A la falta de provisiones se suma la insalubridad, hace un año que no hay electricidad y, por tanto, tampoco calefacción. Muebles y ramas se queman en los patios para entrar en calor. El suministro de agua es intermitente, cuatro horas cada tres días, abunda Christopher Gunness, el portavoz del organismo de la ONU que se ocupa de los palestinos. Más de 3.000 civiles están refugiados en escuelas ante el deterioro de sus casas.
Amani, una universitaria de Yarmuk que regresó en septiembre a Gaza, de donde su familia partió en los años cincuenta rumbo a Siria, habla de «puro horror». Sus tíos y abuelos siguen allí, aunque no logra contactar con ellos. «Huyeron hasta los médicos, el régimen los mataba si venían a trabajar al campo. Solo queda esperar que Dios nos ayude», lamenta.
Huyeron hasta los médicos, el régimen los mataba si venían a trabajar. Solo queda que Dios nos ayude»

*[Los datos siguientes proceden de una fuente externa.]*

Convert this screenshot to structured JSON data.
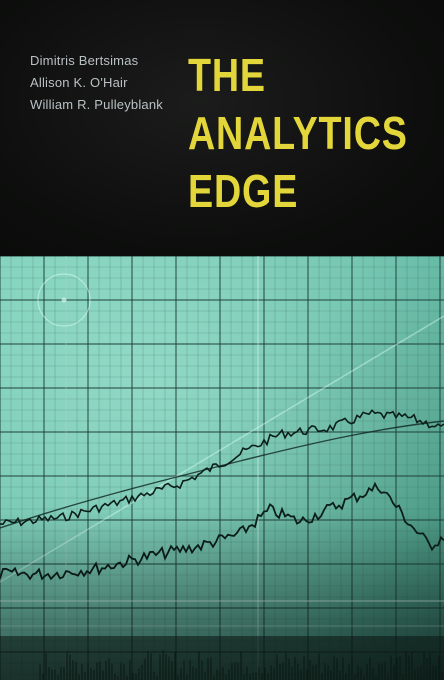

Amani, una universitaria de Yarmuk
Mutawalli Abou Nasser, un activista y antiguo vecino, explica que durante el primer año de la revolución contra El Asad el barrio se mantuvo neutral. Los palestinos habían llevado durante décadas una vida relativamente tranquila gracias a una ley de 1956 que les otorgaba unos derechos similares a los de los sirios. En los ochenta comenzaron a ser señalados como «opositores» tras la expulsión de la cúpula de la OLP por parte de Hafez El Asad, el padre de Bachar, pero con los años volvieron a llevar su vida normal, haciendo de Yarmuk un barrio más de Damasco, muy vivo. En los primeros meses de contestación al régimen, sirios de otros puntos se refugiaron allá «porque había mucha comida y medicamentos», indica Abou Nasser. Se producían importantes redadas en busca de opositores pero no había excesiva violencia.
Fue en diciembre de 2012 cuando llegó el primer bombardeo, después de que miembros del rebelde Ejército Libre de Siria (ELS) accediesen al campamento. El Gobierno lo atacó de inmediato, con contundencia y constancia, y se ganó así la enemistad de los residentes. Siguieron siete meses de cerco parcial hasta que en julio de 2013 el cierre se convirtió en total. Los tanques y la artillería rodean el campo y los soldados de El Asad controlan el único puesto de control de acceso. «Hay poca o ninguna libertad de movimiento», constata Peter Maurer, presidente del Comité Internacional de Cruz Roja, que está visitando Siria. Unos 300 enfermos que iban a ser rescatados por esta organización la semana pasada siguen dentro porque francotiradores yihadistas (posiblemente de Al Nusra o el Estado Islámico de Irak y Siria) impidieron su salida.